A target date fund sounds complicated: do the savers have to get involved in all the changes that affect the fund?
The beauty of target date funds is that each saver (scheme member) only needs to own a stake in one fund. Indeed, if they are happy with the arrangement and stay with the scheme, they need never own another fund until they retire. All the asset changes (and any others, such as those involving investment managers) all happen within the fund. The member can be kept informed, but doesn’t need to get bound up in the bureaucratic detail.
Are target date funds risky?
All investments are risky and a saver may not get back the money they invest in a target date fund. However, target date funds are designed to limit risks. The asset allocation glide path is set to automatically reduce risks as people get older, when they are less able to withstand losses on their savings. And, because a professional manager is involved in managing the funds, they can take much speedier evasive action if market conditions look like they will get worse. We would argue, therefore, that target date funds are less risky than alternatives, such as lifestyle funds, which are often used in DC pension schemes.
Will a saver in a target date fund have to pay extra for the service?
Charges are very competitive. Although there is an additional cost involved in providing professional oversight of the funds, it is also possible to negotiate lower fees for the underlying funds. The all-in cost, therefore, can be substantially less than charged by certain rival approaches, such as diversified growth funds.

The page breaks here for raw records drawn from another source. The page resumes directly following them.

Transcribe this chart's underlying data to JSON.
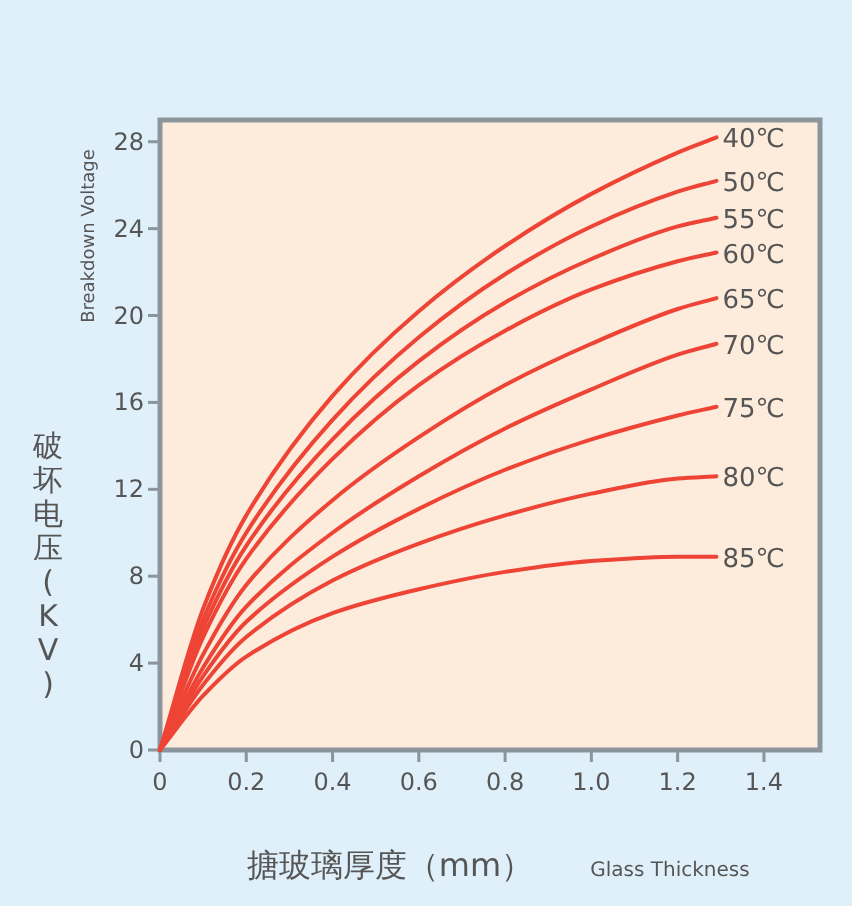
{
  "chart_data": {
    "type": "line",
    "xlabel": "搪玻璃厚度（mm）",
    "ylabel": "破坏电压(KV)",
    "annotations": [
      "Breakdown Voltage",
      "Glass Thickness"
    ],
    "x": [
      0,
      0.1,
      0.2,
      0.4,
      0.6,
      0.8,
      1.0,
      1.2,
      1.29
    ],
    "xlim": [
      0,
      1.53
    ],
    "ylim": [
      0,
      29
    ],
    "xticks": [
      0,
      0.2,
      0.4,
      0.6,
      0.8,
      {
        "value": 1.0,
        "label": "1.0"
      },
      1.2,
      1.4
    ],
    "yticks": [
      0,
      4,
      8,
      12,
      16,
      20,
      24,
      28
    ],
    "grid": false,
    "marker": "none",
    "line_style": "solid",
    "series": [
      {
        "name": "40℃",
        "color": "#ee4436",
        "values": [
          0,
          6.5,
          10.8,
          16.3,
          20.2,
          23.2,
          25.6,
          27.5,
          28.2
        ]
      },
      {
        "name": "50℃",
        "color": "#ee4436",
        "values": [
          0,
          6.0,
          10.0,
          15.2,
          19.0,
          21.9,
          24.1,
          25.7,
          26.2
        ]
      },
      {
        "name": "55℃",
        "color": "#ee4436",
        "values": [
          0,
          5.6,
          9.4,
          14.3,
          17.9,
          20.6,
          22.6,
          24.1,
          24.5
        ]
      },
      {
        "name": "60℃",
        "color": "#ee4436",
        "values": [
          0,
          5.2,
          8.8,
          13.4,
          16.8,
          19.3,
          21.2,
          22.5,
          22.9
        ]
      },
      {
        "name": "65℃",
        "color": "#ee4436",
        "values": [
          0,
          4.4,
          7.6,
          11.5,
          14.4,
          16.8,
          18.7,
          20.3,
          20.8
        ]
      },
      {
        "name": "70℃",
        "color": "#ee4436",
        "values": [
          0,
          3.8,
          6.6,
          10.0,
          12.6,
          14.8,
          16.6,
          18.2,
          18.7
        ]
      },
      {
        "name": "75℃",
        "color": "#ee4436",
        "values": [
          0,
          3.4,
          5.9,
          8.9,
          11.1,
          12.9,
          14.3,
          15.4,
          15.8
        ]
      },
      {
        "name": "80℃",
        "color": "#ee4436",
        "values": [
          0,
          3.0,
          5.2,
          7.8,
          9.5,
          10.8,
          11.8,
          12.5,
          12.6
        ]
      },
      {
        "name": "85℃",
        "color": "#ee4436",
        "values": [
          0,
          2.5,
          4.3,
          6.3,
          7.4,
          8.2,
          8.7,
          8.9,
          8.9
        ]
      }
    ]
  }
}
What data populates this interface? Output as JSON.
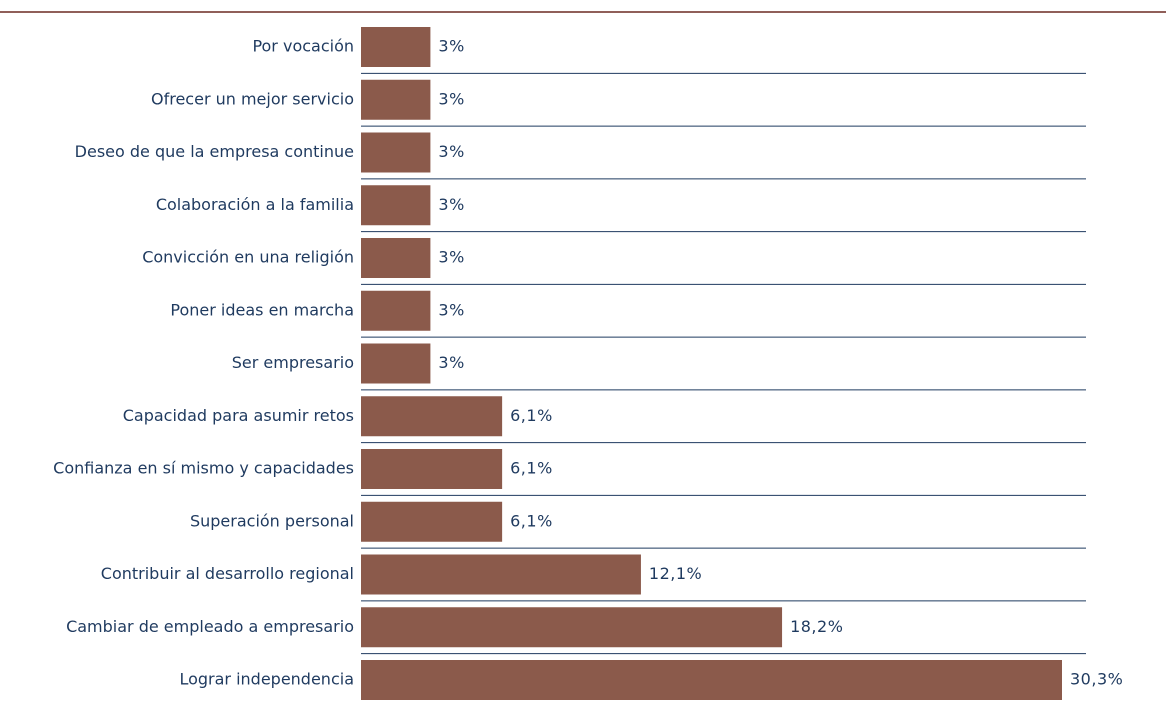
{
  "chart_data": {
    "type": "bar",
    "orientation": "horizontal",
    "title": "",
    "xlabel": "",
    "ylabel": "",
    "xlim": [
      0,
      30.3
    ],
    "grid": false,
    "legend": "none",
    "categories": [
      "Por vocación",
      "Ofrecer un mejor servicio",
      "Deseo de que la empresa continue",
      "Colaboración a la familia",
      "Convicción en una religión",
      "Poner ideas en marcha",
      "Ser empresario",
      "Capacidad para asumir retos",
      "Confianza en sí mismo y capacidades",
      "Superación personal",
      "Contribuir al desarrollo regional",
      "Cambiar de empleado a empresario",
      "Lograr independencia"
    ],
    "values": [
      3,
      3,
      3,
      3,
      3,
      3,
      3,
      6.1,
      6.1,
      6.1,
      12.1,
      18.2,
      30.3
    ],
    "value_labels": [
      "3%",
      "3%",
      "3%",
      "3%",
      "3%",
      "3%",
      "3%",
      "6,1%",
      "6,1%",
      "6,1%",
      "12,1%",
      "18,2%",
      "30,3%"
    ],
    "colors": {
      "bar": "#8b5a4b",
      "top_rule": "#6b2a22",
      "row_divider": "#1f3a5f",
      "text": "#1f3a5f"
    }
  }
}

How does the asset allocation work?
Known as the “glide path” of the fund, the planned asset changes are proactively managed through time in our target date funds. When savers are young, their fund will own a lot of shares. This is because they are likely to have only small savings and shares, whose value can rise substantially, can help them grow their savings fast. Of course, shares also carry higher risks, but younger savers can make up for any losses by saving during the many years they have ahead of them. People at the start of their saving career are likely to use a target date fund with a higher concentration in shares.
As people get older, they will not want to take so many risks as they generally have more to lose, since they usually have larger savings “pots”. Therefore the amount of “safety assets”, such as bonds, will increase in their target date fund. By the time they are within a few years of retirement, their fund’s mix will mostly be made up of safer assets, although there will still be some shares involved. This mix reflects the use most savers will want to make of their fund. Many, for instance, will want to take a tax-free cash sum from their savings, while the bonds will match quite closely the sort of assets that will be used to create an income for them in retirement. This might be done by purchasing an annuity, or by using another approach that keeps their money invested for a little while longer. They could then use their investments to pay themselves an income while they wait for a better time to buy an annuity.
Where else are target date funds used?
They are widely used in the US and they have been adopted by NEST (the National Employment Savings Trust), the UK-wide scheme set up with government backing to provide a fall-back option for employers that don’t have their own employee pension arrangements. Under the new “auto enrolment” rules, any worker who doesn’t have access to a suitable scheme will automatically start saving in NEST, unless they ask not to be involved. If they do end up in NEST, the “default” fund they go into will be a target date fund based on their age.